Dalton also used data from Proust, as well as results from his own experiments, to formulate another interesting law. The law of multiple proportions states that when two elements react to form more than one compound, a fixed mass of one element will react with masses of the other element in a ratio of small, whole numbers.

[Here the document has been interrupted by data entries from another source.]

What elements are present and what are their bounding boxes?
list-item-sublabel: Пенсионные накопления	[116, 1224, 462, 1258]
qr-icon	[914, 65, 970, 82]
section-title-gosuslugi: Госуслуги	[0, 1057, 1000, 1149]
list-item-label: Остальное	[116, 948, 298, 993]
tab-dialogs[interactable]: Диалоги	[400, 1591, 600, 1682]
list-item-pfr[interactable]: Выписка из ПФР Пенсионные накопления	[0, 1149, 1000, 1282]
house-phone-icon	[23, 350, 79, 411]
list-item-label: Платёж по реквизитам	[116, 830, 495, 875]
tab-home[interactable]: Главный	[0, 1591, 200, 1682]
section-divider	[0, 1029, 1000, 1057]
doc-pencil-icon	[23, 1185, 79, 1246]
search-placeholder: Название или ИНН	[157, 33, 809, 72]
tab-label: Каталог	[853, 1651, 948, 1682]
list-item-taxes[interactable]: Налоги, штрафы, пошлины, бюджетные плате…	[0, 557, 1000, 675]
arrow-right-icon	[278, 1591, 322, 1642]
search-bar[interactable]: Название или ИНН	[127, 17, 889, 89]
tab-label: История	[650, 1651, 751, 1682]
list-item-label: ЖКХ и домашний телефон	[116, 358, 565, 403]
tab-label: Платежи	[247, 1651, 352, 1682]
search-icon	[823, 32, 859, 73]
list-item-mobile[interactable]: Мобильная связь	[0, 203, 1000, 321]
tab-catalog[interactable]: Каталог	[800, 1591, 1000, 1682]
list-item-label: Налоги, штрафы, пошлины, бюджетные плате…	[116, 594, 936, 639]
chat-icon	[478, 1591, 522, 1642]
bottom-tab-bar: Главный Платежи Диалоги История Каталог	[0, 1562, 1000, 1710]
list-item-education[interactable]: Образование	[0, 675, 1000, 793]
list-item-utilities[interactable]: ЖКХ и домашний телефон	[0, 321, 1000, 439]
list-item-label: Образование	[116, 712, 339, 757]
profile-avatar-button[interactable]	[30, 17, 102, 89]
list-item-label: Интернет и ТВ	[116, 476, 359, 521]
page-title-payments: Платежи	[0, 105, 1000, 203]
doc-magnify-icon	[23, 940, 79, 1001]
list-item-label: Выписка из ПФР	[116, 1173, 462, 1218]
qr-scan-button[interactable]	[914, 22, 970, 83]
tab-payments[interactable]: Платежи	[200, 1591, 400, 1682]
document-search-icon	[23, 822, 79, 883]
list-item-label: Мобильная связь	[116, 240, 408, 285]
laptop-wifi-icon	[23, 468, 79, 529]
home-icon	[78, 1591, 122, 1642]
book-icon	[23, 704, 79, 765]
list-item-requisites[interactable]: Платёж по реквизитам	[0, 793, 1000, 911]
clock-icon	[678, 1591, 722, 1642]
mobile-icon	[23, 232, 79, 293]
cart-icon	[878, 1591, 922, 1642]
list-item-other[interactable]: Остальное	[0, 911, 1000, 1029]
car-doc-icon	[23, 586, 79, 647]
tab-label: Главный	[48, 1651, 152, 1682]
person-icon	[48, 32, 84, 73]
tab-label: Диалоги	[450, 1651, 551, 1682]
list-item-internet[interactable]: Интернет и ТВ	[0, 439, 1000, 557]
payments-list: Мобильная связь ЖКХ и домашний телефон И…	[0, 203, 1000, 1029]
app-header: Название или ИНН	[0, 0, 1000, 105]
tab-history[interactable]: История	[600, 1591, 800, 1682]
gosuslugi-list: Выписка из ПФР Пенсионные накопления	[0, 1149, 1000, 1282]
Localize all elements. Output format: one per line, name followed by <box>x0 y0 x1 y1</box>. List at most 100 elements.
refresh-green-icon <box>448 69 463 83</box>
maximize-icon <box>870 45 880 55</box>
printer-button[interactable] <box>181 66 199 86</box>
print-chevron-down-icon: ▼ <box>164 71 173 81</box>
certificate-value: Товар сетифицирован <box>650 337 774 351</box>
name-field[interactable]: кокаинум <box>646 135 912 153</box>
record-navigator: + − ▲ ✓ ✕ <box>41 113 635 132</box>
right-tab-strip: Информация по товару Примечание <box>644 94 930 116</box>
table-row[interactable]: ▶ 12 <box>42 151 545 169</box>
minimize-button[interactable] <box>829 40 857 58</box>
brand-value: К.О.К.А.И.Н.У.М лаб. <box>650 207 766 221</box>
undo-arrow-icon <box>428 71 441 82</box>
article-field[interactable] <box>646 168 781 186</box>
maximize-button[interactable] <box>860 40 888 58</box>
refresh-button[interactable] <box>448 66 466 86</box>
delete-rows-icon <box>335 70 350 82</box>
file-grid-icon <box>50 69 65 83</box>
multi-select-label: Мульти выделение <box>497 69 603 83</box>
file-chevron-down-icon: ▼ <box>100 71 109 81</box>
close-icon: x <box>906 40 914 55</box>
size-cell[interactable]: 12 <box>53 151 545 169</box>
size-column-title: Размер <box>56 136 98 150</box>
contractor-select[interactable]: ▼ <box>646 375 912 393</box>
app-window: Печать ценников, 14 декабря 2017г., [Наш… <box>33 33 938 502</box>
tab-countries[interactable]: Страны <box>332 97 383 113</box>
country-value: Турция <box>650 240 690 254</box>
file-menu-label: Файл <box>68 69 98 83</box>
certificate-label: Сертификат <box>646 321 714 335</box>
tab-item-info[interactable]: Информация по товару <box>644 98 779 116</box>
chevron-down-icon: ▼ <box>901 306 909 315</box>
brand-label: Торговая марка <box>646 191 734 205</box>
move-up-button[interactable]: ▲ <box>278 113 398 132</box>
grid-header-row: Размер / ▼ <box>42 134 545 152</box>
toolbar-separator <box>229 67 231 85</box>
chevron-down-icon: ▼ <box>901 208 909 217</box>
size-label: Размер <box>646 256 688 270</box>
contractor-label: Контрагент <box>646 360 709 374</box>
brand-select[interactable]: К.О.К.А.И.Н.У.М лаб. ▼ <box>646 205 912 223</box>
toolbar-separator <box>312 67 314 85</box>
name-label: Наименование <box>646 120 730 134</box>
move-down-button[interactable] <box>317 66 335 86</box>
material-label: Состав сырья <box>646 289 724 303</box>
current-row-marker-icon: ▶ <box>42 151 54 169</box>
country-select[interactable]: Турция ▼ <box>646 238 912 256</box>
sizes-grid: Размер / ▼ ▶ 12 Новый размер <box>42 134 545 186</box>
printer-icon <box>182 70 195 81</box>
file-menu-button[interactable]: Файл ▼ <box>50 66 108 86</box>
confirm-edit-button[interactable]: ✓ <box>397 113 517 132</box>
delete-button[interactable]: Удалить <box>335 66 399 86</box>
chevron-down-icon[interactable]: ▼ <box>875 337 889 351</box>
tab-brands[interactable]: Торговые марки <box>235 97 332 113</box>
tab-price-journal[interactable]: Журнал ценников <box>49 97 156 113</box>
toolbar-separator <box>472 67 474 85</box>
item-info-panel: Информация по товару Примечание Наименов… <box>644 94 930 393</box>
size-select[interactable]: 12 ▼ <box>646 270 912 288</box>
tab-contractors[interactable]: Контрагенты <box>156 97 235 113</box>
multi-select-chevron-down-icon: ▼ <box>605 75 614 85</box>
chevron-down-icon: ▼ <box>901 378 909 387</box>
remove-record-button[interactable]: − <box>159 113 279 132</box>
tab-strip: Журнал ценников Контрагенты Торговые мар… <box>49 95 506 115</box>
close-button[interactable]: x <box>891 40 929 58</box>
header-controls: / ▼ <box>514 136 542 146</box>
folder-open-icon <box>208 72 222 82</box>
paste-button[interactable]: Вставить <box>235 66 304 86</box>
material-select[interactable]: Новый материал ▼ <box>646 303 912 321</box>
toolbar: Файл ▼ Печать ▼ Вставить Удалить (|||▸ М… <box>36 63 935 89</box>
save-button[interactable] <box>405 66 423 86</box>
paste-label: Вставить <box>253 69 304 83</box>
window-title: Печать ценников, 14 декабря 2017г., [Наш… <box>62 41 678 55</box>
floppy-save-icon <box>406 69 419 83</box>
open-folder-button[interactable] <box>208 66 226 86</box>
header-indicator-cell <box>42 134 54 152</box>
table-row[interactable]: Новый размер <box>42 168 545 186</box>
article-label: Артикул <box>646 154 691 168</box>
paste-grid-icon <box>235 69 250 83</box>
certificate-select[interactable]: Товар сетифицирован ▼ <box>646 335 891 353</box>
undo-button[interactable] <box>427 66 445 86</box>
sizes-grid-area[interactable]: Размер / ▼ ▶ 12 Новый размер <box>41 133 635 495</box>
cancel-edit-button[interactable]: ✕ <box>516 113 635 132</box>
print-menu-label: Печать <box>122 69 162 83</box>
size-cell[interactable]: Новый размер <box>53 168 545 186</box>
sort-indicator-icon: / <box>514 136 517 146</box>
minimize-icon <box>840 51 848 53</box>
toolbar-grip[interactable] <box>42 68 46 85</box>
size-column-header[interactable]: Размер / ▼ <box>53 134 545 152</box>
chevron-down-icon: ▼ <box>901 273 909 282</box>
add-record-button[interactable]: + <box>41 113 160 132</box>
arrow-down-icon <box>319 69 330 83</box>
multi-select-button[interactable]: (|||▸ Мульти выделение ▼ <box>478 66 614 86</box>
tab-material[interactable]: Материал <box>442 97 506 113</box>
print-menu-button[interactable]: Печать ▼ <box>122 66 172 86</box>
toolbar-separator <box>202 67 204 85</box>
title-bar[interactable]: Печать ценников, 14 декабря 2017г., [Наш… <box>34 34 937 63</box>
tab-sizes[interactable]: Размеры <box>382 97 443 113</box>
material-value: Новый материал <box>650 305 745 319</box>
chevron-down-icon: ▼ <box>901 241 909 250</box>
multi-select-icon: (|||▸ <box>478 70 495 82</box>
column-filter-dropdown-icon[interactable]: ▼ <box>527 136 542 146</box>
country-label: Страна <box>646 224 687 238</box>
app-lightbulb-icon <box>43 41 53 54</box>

For example, copper and chlorine can form a green, crystalline solid with a mass ratio of 0.558 g chlorine to 1 g copper, as well as a brown crystalline solid with a mass ratio of 1.116 g chlorine to 1 g copper. These ratios by themselves may not seem particularly interesting or informative; however, if we take a ratio of these ratios, we obtain a useful and possibly surprising result: a small, whole-number ratio.

$$\cfrac{\frac{1.116\text{ g Cl}}{1\text{ g Cu}}}{\frac{0.558\text{ g Cl}}{1\text{ g Cu}}} = \cfrac{2}{1}$$

This 2-to-1 ratio means that the brown compound has twice the amount of chlorine per amount of copper as the green compound.

This can be explained by atomic theory if the copper-to-chlorine ratio in the brown compound is 1 copper atom to 2 chlorine atoms, and the ratio in the green compound is 1 copper atom to 1 chlorine atom. The ratio of chlorine atoms (and thus the ratio of their masses) is therefore 2 to 1 (see image below).

Compared to the copper chlorine compound in (a), where copper is represented by brown spheres and chlorine by green spheres, the copper chlorine compound in (b) has twice as many chlorine atoms per copper atom. Image credit:- OpenStax, Chemistry; a: modification of work by “Benjah-bmm27”/Wikimedia Commons; b: modification of work by “Walkerma”/Wikimedia Commons

## Laws of Definite and Multiple Proportions: Example

A sample of compound A (a clear, colorless gas) is analyzed and found to contain 4.27 g carbon and 5.69 g oxygen. A sample of compound B (also a clear, colorless gas) is analyzed and found to contain 5.19 g carbon and 13.84 g oxygen. Are these data an example of the law of definite proportions, the law of multiple proportions, or neither? What do these data tell you about substances A and B?

### Solution

In compound A, the mass ratio of carbon to oxygen is:

$$\cfrac{1.33\text{ g O}}{1\text{ g C}}$$

In compound B, the mass ratio of carbon to oxygen is:

$$\cfrac{2.67\text{ g O}}{1\text{ g C}}$$

The ratio of these ratios is:

$$\cfrac{\frac{1.33\text{ g O}}{1\text{ g C}}}{\frac{2.67\text{ g O}}{1\text{ g C}}} = \cfrac{1}{2}$$

This supports the law of multiple proportions. This means that A and B are different compounds, with A having one-half as much carbon per amount of oxygen (or twice as much oxygen per amount of carbon) as B. A possible pair of compounds that would fit this relationship would be A = CO2 and B = CO.